From a biological perspective, malignant cells develop in the body originally from normal cells existing at birth through the evolutionary process of carcinogenesis (3). This process of cancer evolution is stochastic, meaning that random mutations can occur in cells throughout life, which may eventually lead to a malignant phenotype selected in a tissue, but not necessarily so. Mathematical models of carcinogenesis, tumor progression, and metastasis are powerful tools to describe this process and, when calibrated to observed data, can infer important parameters for evolution such as time of metastatic seeding and selection strength of certain mutations that may confer resistance to treatment (4, 5). Because such variables are not immediately measurable from data, mathematical models are now being explicitly incorporated into translational aims such as interval planning for adaptive therapy trials in patients with cancer (6, 7). We propose that these quantitative models can be further utilized at an earlier stage for cancer prevention and control, namely, to infer sojourn (waiting) times for specific stages of cancer evolution that we wish to target, and then to use these targets as objective functions to optimize the efficacy of cancer screening strategies and surveillance for early detection (8).

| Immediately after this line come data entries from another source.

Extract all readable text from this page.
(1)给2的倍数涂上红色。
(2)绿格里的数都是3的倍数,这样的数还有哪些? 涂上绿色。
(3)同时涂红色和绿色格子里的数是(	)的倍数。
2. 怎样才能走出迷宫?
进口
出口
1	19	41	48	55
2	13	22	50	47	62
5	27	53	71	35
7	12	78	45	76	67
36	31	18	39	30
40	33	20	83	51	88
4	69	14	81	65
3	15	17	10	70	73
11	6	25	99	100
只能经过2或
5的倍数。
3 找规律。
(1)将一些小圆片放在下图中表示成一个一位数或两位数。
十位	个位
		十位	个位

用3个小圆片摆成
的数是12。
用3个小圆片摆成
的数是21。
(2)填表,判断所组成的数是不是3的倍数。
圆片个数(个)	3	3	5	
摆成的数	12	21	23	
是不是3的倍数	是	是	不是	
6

For example, in colorectal cancer, there are certain stages of carcinogenesis that are both common in type (*APC* gene inactivation for initiation of adenomas) and in timing (adenomas become detectable around age 45 in males and females; ref. 9). Thus, although no two paths of carcinogenesis are exactly the same in 2 patients, there are most probable time scales for this stochastic process to take place (as seen in age-specific incidence curves) while still allowing for less likely events to happen (e.g., very young colorectal cancer cases). These stochastic features were captured in the first mathematical descriptions of cancer, which have been studied and applied extensively in combination with biostatistical methods for over 60 years (10, 11). By analyzing the structure of multistage models, we can also formulate these probability distributions as certain “windows of opportunity” that are crucial to capture in cancer screening planning. In this study, we derive conclusions from the theory of stochastic processes applied to carcinogenesis to formally optimize the timing of initial cancer screens in a population, and optimize subsequent surveillance adaptively, conditional on a previous exam result.

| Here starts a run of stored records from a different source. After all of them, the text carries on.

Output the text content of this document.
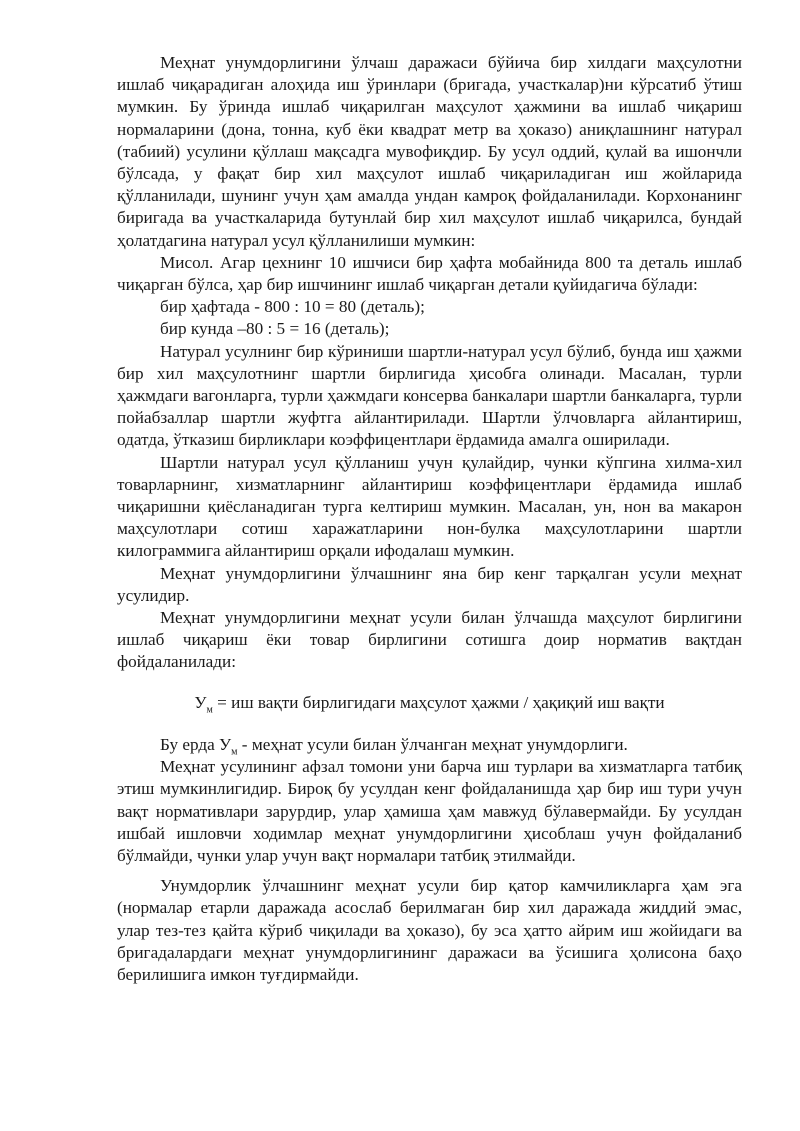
Меҳнат унумдорлигини ўлчаш даражаси бўйича бир хилдаги маҳсулотни ишлаб чиқарадиган алоҳида иш ўринлари (бригада, участкалар)ни кўрсатиб ўтиш мумкин. Бу ўринда ишлаб чиқарилган маҳсулот ҳажмини ва ишлаб чиқариш нормаларини (дона, тонна, куб ёки квадрат метр ва ҳоказо) аниқлашнинг натурал (табиий) усулини қўллаш мақсадга мувофиқдир. Бу усул оддий, қулай ва ишончли бўлсада, у фақат бир хил маҳсулот ишлаб чиқариладиган иш жойларида қўлланилади, шунинг учун ҳам амалда ундан камроқ фойдаланилади. Корхонанинг биригада ва участкаларида бутунлай бир хил маҳсулот ишлаб чиқарилса, бундай ҳолатдагина натурал усул қўлланилиши мумкин:

Мисол. Агар цехнинг 10 ишчиси бир ҳафта мобайнида 800 та деталь ишлаб чиқарган бўлса, ҳар бир ишчининг ишлаб чиқарган детали қуйидагича бўлади:

бир ҳафтада - 800 : 10 = 80 (деталь);

бир кунда –80 : 5 = 16 (деталь);

Натурал усулнинг бир кўриниши шартли-натурал усул бўлиб, бунда иш ҳажми бир хил маҳсулотнинг шартли бирлигида ҳисобга олинади. Масалан, турли ҳажмдаги вагонларга, турли ҳажмдаги консерва банкалари шартли банкаларга, турли пойабзаллар шартли жуфтга айлантирилади. Шартли ўлчовларга айлантириш, одатда, ўтказиш бирликлари коэффицентлари ёрдамида амалга оширилади.

Шартли натурал усул қўлланиш учун қулайдир, чунки кўпгина хилма-хил товарларнинг, хизматларнинг айлантириш коэффицентлари ёрдамида ишлаб чиқаришни қиёсланадиган турга келтириш мумкин. Масалан, ун, нон ва макарон маҳсулотлари сотиш харажатларини нон-булка маҳсулотларини шартли килограммига айлантириш орқали ифодалаш мумкин.

Меҳнат унумдорлигини ўлчашнинг яна бир кенг тарқалган усули меҳнат усулидир.

Меҳнат унумдорлигини меҳнат усули билан ўлчашда маҳсулот бирлигини ишлаб чиқариш ёки товар бирлигини сотишга доир норматив вақтдан фойдаланилади:

$У_м$ = иш вақти бирлигидаги маҳсулот ҳажми / ҳақиқий иш вақти

Бу ерда $У_м$ - меҳнат усули билан ўлчанган меҳнат унумдорлиги.

Меҳнат усулининг афзал томони уни барча иш турлари ва хизматларга татбиқ этиш мумкинлигидир. Бироқ бу усулдан кенг фойдаланишда ҳар бир иш тури учун вақт нормативлари зарурдир, улар ҳамиша ҳам мавжуд бўлавермайди. Бу усулдан ишбай ишловчи ходимлар меҳнат унумдорлигини ҳисоблаш учун фойдаланиб бўлмайди, чунки улар учун вақт нормалари татбиқ этилмайди.

Унумдорлик ўлчашнинг меҳнат усули бир қатор камчиликларга ҳам эга (нормалар етарли даражада асослаб берилмаган бир хил даражада жиддий эмас, улар тез-тез қайта кўриб чиқилади ва ҳоказо), бу эса ҳатто айрим иш жойидаги ва бригадалардаги меҳнат унумдорлигининг даражаси ва ўсишига ҳолисона баҳо берилишига имкон туғдирмайди.
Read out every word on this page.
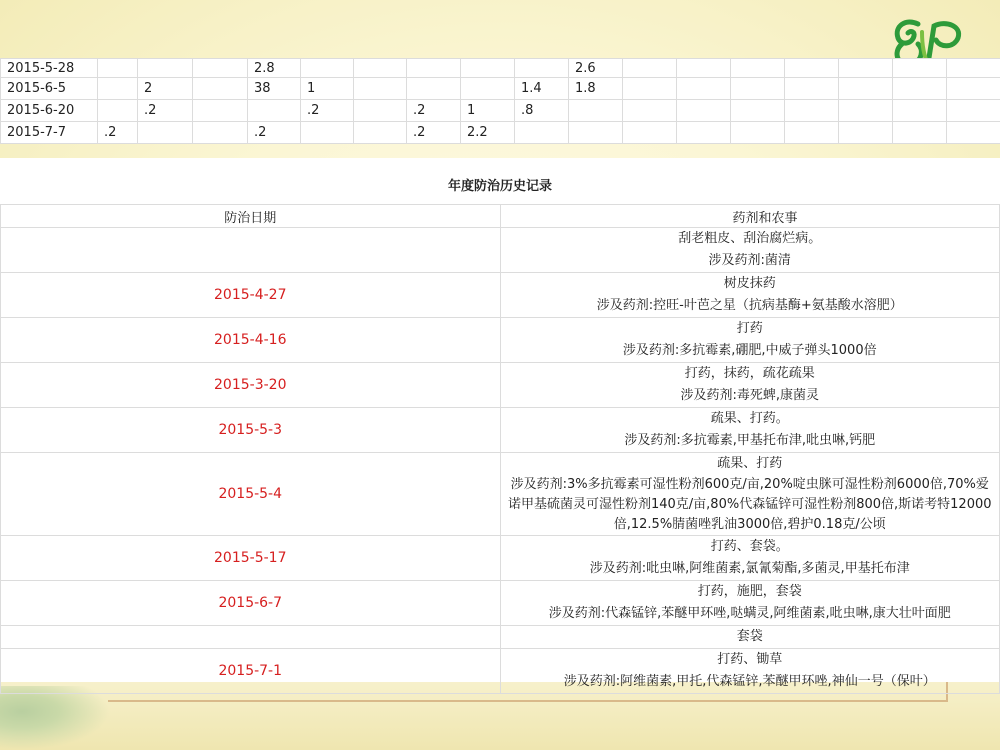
2015-5-28				2.8						2.6							
2015-6-5		2		38	1				1.4	1.8							
2015-6-20		.2			.2		.2	1	.8								
2015-7-7	.2			.2			.2	2.2									
年度防治历史记录
防治日期	药剂和农事

	刮老粗皮、刮治腐烂病。
涉及药剂:菌清

2015-4-27	树皮抹药
涉及药剂:控旺-叶芭之星（抗病基酶+氨基酸水溶肥）

2015-4-16	打药
涉及药剂:多抗霉素,硼肥,中威子弹头1000倍

2015-3-20	打药，抹药，疏花疏果
涉及药剂:毒死蜱,康菌灵

2015-5-3	疏果、打药。
涉及药剂:多抗霉素,甲基托布津,吡虫啉,钙肥

2015-5-4	疏果、打药
涉及药剂:3%多抗霉素可湿性粉剂600克/亩,20%啶虫脒可湿性粉剂6000倍,70%爱诺甲基硫菌灵可湿性粉剂140克/亩,80%代森锰锌可湿性粉剂800倍,斯诺考特12000倍,12.5%腈菌唑乳油3000倍,碧护0.18克/公顷

2015-5-17	打药、套袋。
涉及药剂:吡虫啉,阿维菌素,氯氰菊酯,多菌灵,甲基托布津

2015-6-7	打药，施肥，套袋
涉及药剂:代森锰锌,苯醚甲环唑,哒螨灵,阿维菌素,吡虫啉,康大壮叶面肥

	套袋

2015-7-1	打药、锄草
涉及药剂:阿维菌素,甲托,代森锰锌,苯醚甲环唑,神仙一号（保叶）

We present analytical results for a generalized framework and then apply it in a proof-of-concept study for screening of Barrett's esophagus, the metaplastic precursor to esophageal adenocarcinoma, a deadly cancer of unmet need clinically. Briefly, because Barrett's esophagus itself is essentially asymptomatic, the majority of patients with Barrett's esophagus remain undiagnosed and thus most esophageal adenocarcinoma cases are diagnosed at an advanced stage. This is unfortunate because (i) mortality associated with esophageal adenocarcinoma is very high (a majority of patients die within a year), and (ii) prior diagnosis of Barrett's esophagus is positively associated with improved esophageal adenocarcinoma survival in patients (12). Therefore, U.S. and UK gastroenterologists have been focused on positively identifying patients with Barrett's esophagus on screening endoscopy, and then recommending that these patients undergo lifelong endoscopic surveillance to detect any dysplasia or early cancer that may be removed; thus, preventing future lethal esophageal adenocarcinoma. However, the clinical reality is that only 0.2%–0.5% of people with non-dysplastic Barrett's esophagus develop esophageal adenocarcinoma each year (13). Thus, the majority of diagnosed patients with Barrett's esophagus will attain little benefit per follow-up exam and oversurveillance of patients with Barrett's esophagus with no evidence of premalignant high-grade dysplasia (HGD) poses a costly problem due to lifelong surveillance recommendations (as frequently as every 3 years by current guidelines). Nonetheless, computational modeling of available population data suggests that, although the annual risk is low for Barrett's esophagus to progress to esophageal adenocarcinoma, the vast majority of incident esophageal adenocarcinomas are expected to arise in patients with Barrett's esophagus so identifying these patients could save lives through early detection during surveillance (14).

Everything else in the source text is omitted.